The question to ask is how did the Rajapaksas manage to become so powerful and get away with their misrule for so long. This is where we need to look at Sri Lanka’s political situation. After crushing the LTTE through a brutal military crackdown, the Rajapaksas projected themselves as the saviour of Sri Lanka. Mahinda Rajapaksa became a mythical hero, a demi-god. To consolidate the grip of the government, the regime gave a free hand to the newly launched militant Sinhala Buddhist outfit Bodu Bala Sena. With the LTTE decimated, Sri Lankan Muslims became the next target for aggressive Sinhala Buddhist nationalism. The discourse and trajectory of events in Sri Lanka in the last couple of decades resembles the Indian trajectory almost like a mirror image. Mahinda Rajapaksa’s attempt to concentrate more power in his hands following the amendment of the constitution to remove the two-term bar on presidency did ring some alarm bells and he suffered a shock defeat in the 2015 elections.
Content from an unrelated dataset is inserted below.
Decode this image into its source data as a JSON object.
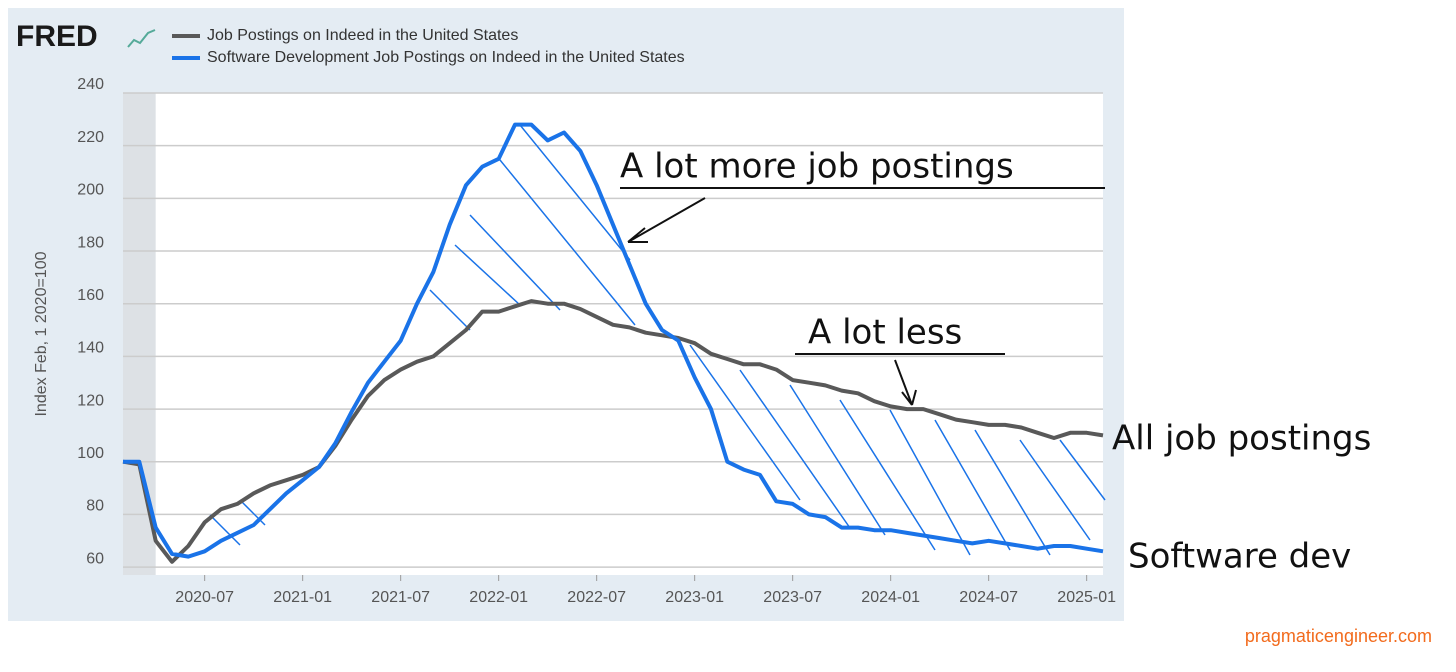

But the 2019 Easter bombings just ahead of the Presidential elections brought the Rajapaksas back amidst the clamour for a strong government. Since the two-term bar had already been restored by the Opposition, Mahinda could not contest the Presidential poll and brother Gotabaya, who had been playing a predominantly military role till then, sacrificed his American citizenship to become the President.
The acute economic crisis and mismanagement has turned this super strong Sri Lankan government riding on a wave of aggressive Sinhala Buddhist chauvinism into a clueless entity that Sri Lanka cannot afford any more. The backdrop of this eruption of public anger lay in the brazen nepotism, authoritarian governance and utter economic mismanagement, the hallmarks of the Rajapaksa regime which did not however seem to matter as long as the crisis was not acute enough to stir the people out of the intoxicating stupor of the Buddhist-supremacist Sinhala nationalism.
This is precisely where India should learn from Sri Lanka. On a strictly economic comparison, India probably has a bigger cushion in terms of forex reserves and fundamental economic strength. But Indian economy too has been subjected to similar kind of mismanagement and arbitrary measures in the Modi years beginning with the debilitating demonetisation and half-baked GST to the continuing subversion of the public sector and transfer of public assets to a few chosen private hands. Prices have been going through the roof, unemployment is at an all-time high and the value of rupee in the international currency market is at its lowest. And yet, there is hardly any discussion on the economy and the living conditions of the common people; the entire focus is on promoting communal polarisation and eroding the institutional framework of Indian democracy. Let us not forget that just two years ago Sri Lanka’s Human Development Index was 71 out of 189 countries while India languished at 131. Sri Lanka tells us that the combination of communal polarisation, corporate plunder and tyrannical governance is a definite time bomb waiting to explode unless measures are taken on time to change course.